DMSO proven anti – oxidant property leads many researchers to probe into its potential as anti – cancer, by defending the cells from free radicals. Approximately 40 years ago, studies were done on mice which exhibit the radioprotective effect of DMSO. A study by Benjamin Highman published in 1967, involving X-irradiated mice pre – treated with DMSO, sparked the interest on the radioprotective effect of DMSO.
It is common science that nuclear radiation damages cells directly or indirectly via generation of free radicals which damage cellular blue print, the DNA. Thanks to the help of media, most people nowadays are knowledgeable on the cancer causing effect of high energy radiation such as nuclear radiation. Recent Fukushima plant disaster reminded the world once again of the danger of nuclear radiation. This brings great distress especially to the Japanese who were affected by the disaster – reenacting the nightmares of Hiroshima and Nagasaki. They have been living in paranoia ever since the disaster. Since nuclear radiation may not be symptomatic but definitely is working damage, people know that they are at high risk of cancer in the future. They have been seeking for radioprotective substance that is substantiated by scientific findings. DMSO appears as a very promising candidate.
DMSO has long been used as free radicals scavengers due to its specific reactivity with hydroxyl radicals. Studies suggest that the radioprotective action of Dimethyl Sulfoxide, DMSO, is mediated by the suppression of hydroxyl (-OH) radicals which are commonly induced by ionizing radiation. Early study involved the exposure of ionizing radiation to DNA treated with high concentration of DMSO. The result showed significant reduction in DNA strand breaks. This result, however, was far from clinical application since the experiment was done on high concentration of DMSO, which was toxic.

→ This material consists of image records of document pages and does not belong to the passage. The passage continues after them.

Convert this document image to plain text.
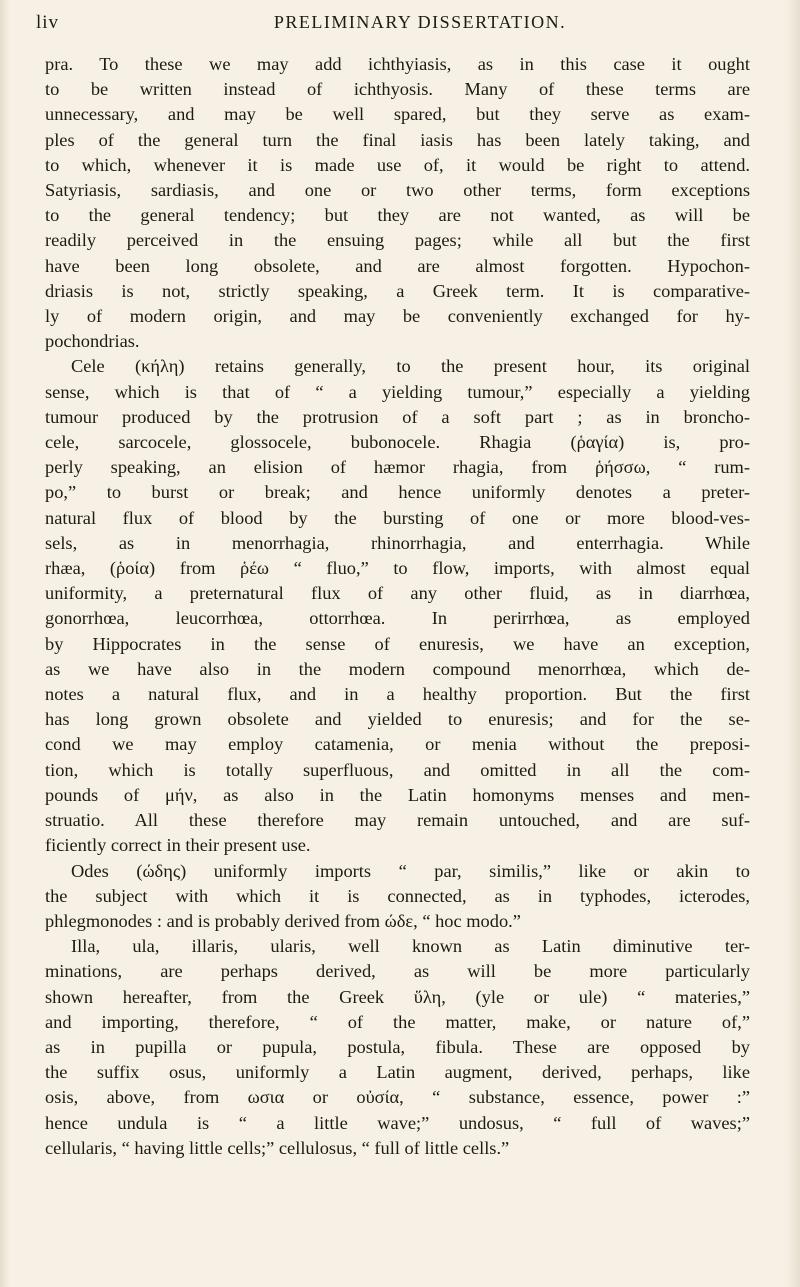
liv	PRELIMINARY DISSERTATION.

pra. To these we may add ichthyiasis, as in this case it ought
to be written instead of ichthyosis. Many of these terms are
unnecessary, and may be well spared, but they serve as exam-
ples of the general turn the final iasis has been lately taking, and
to which, whenever it is made use of, it would be right to attend.
Satyriasis, sardiasis, and one or two other terms, form exceptions
to the general tendency; but they are not wanted, as will be
readily perceived in the ensuing pages; while all but the first
have been long obsolete, and are almost forgotten. Hypochon-
driasis is not, strictly speaking, a Greek term. It is comparative-
ly of modern origin, and may be conveniently exchanged for hy-
pochondrias.

Cele (κήλη) retains generally, to the present hour, its original
sense, which is that of “ a yielding tumour,” especially a yielding
tumour produced by the protrusion of a soft part ; as in broncho-
cele, sarcocele, glossocele, bubonocele. Rhagia (ῥαγία) is, pro-
perly speaking, an elision of hæmor rhagia, from ῥήσσω, “ rum-
po,” to burst or break; and hence uniformly denotes a preter-
natural flux of blood by the bursting of one or more blood-ves-
sels, as in menorrhagia, rhinorrhagia, and enterrhagia. While
rhæa, (ῥοία) from ῥέω “ fluo,” to flow, imports, with almost equal
uniformity, a preternatural flux of any other fluid, as in diarrhœa,
gonorrhœa, leucorrhœa, ottorrhœa. In perirrhœa, as employed
by Hippocrates in the sense of enuresis, we have an exception,
as we have also in the modern compound menorrhœa, which de-
notes a natural flux, and in a healthy proportion. But the first
has long grown obsolete and yielded to enuresis; and for the se-
cond we may employ catamenia, or menia without the preposi-
tion, which is totally superfluous, and omitted in all the com-
pounds of μήν, as also in the Latin homonyms menses and men-
struatio. All these therefore may remain untouched, and are suf-
ficiently correct in their present use.

Odes (ώδης) uniformly imports “ par, similis,” like or akin to
the subject with which it is connected, as in typhodes, icterodes,
phlegmonodes : and is probably derived from ώδε, “ hoc modo.”

Illa, ula, illaris, ularis, well known as Latin diminutive ter-
minations, are perhaps derived, as will be more particularly
shown hereafter, from the Greek ὕλη, (yle or ule) “ materies,”
and importing, therefore, “ of the matter, make, or nature of,”
as in pupilla or pupula, postula, fibula. These are opposed by
the suffix osus, uniformly a Latin augment, derived, perhaps, like
osis, above, from ωσια or οὐσία, “ substance, essence, power :”
hence undula is “ a little wave;” undosus, “ full of waves;”
cellularis, “ having little cells;” cellulosus, “ full of little cells.”
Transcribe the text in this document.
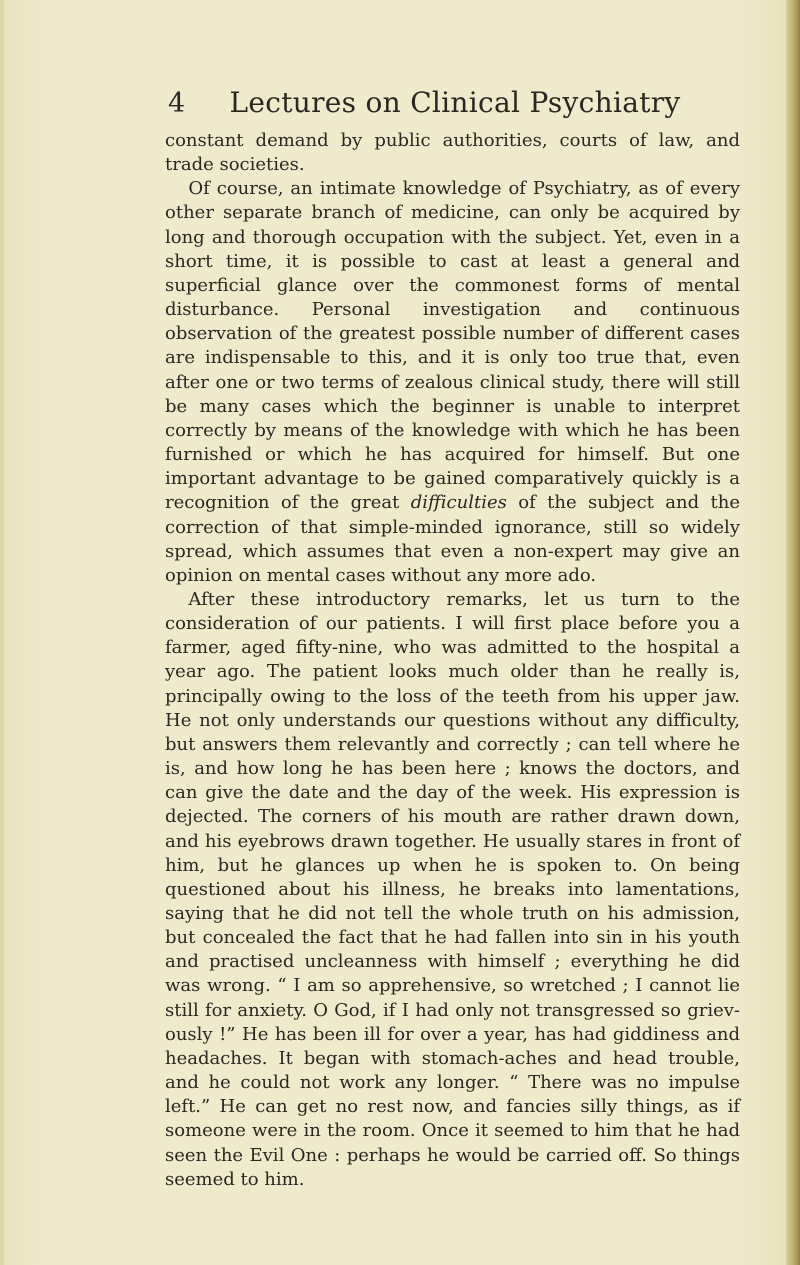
4	Lectures on Clinical Psychiatry

constant demand by public authorities, courts of law, and trade societies.

Of course, an intimate knowledge of Psychiatry, as of every other separate branch of medicine, can only be acquired by long and thorough occupation with the subject. Yet, even in a short time, it is possible to cast at least a general and superficial glance over the commonest forms of mental disturbance. Personal investigation and continuous observation of the greatest possible number of different cases are indispensable to this, and it is only too true that, even after one or two terms of zealous clinical study, there will still be many cases which the beginner is unable to interpret correctly by means of the knowledge with which he has been furnished or which he has acquired for himself. But one important advantage to be gained comparatively quickly is a recognition of the great difficulties of the subject and the correction of that simple-minded ignorance, still so widely spread, which assumes that even a non-expert may give an opinion on mental cases without any more ado.

After these introductory remarks, let us turn to the consideration of our patients. I will first place before you a farmer, aged fifty-nine, who was admitted to the hospital a year ago. The patient looks much older than he really is, principally owing to the loss of the teeth from his upper jaw. He not only understands our questions without any difficulty, but answers them relevantly and correctly ; can tell where he is, and how long he has been here ; knows the doctors, and can give the date and the day of the week. His expression is dejected. The corners of his mouth are rather drawn down, and his eyebrows drawn together. He usually stares in front of him, but he glances up when he is spoken to. On being questioned about his illness, he breaks into lamentations, saying that he did not tell the whole truth on his admission, but concealed the fact that he had fallen into sin in his youth and practised uncleanness with himself ; everything he did was wrong. “ I am so apprehensive, so wretched ; I cannot lie still for anxiety. O God, if I had only not transgressed so grievously !” He has been ill for over a year, has had giddiness and headaches. It began with stomach-aches and head trouble, and he could not work any longer. “ There was no impulse left.” He can get no rest now, and fancies silly things, as if someone were in the room. Once it seemed to him that he had seen the Evil One : perhaps he would be carried off. So things seemed to him.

Further studies were done on the radioprotective effect of DMSO on therapeutic level. Genro Kashino and a group of Japanese researchers recently published journal on the radioprotective effect of DMSO within therapeutic dose. In their research, published in 2010, they claimed that in DNA treated with 10 % of DMSO, after being irradiated, lethal effects such as chromosomes aberration were suppressed. However, 10% remained a toxic concentration. When the concentration is brought down to 5%, result reflects correspondingly lower radioprotective effect due to suppression of hydroxyl radicals, but interestingly suggests another mechanism by which DMSO exerts radioprotective effects through the facilitation of DNA double – strand break repair. These effects are insignificant if the concentration is brought down to 1 %. These results indicated that low concentration of DMSO exerts radioprotective effects through the facilitation of DNA double-strand break repair rather than through the suppression of radical damage.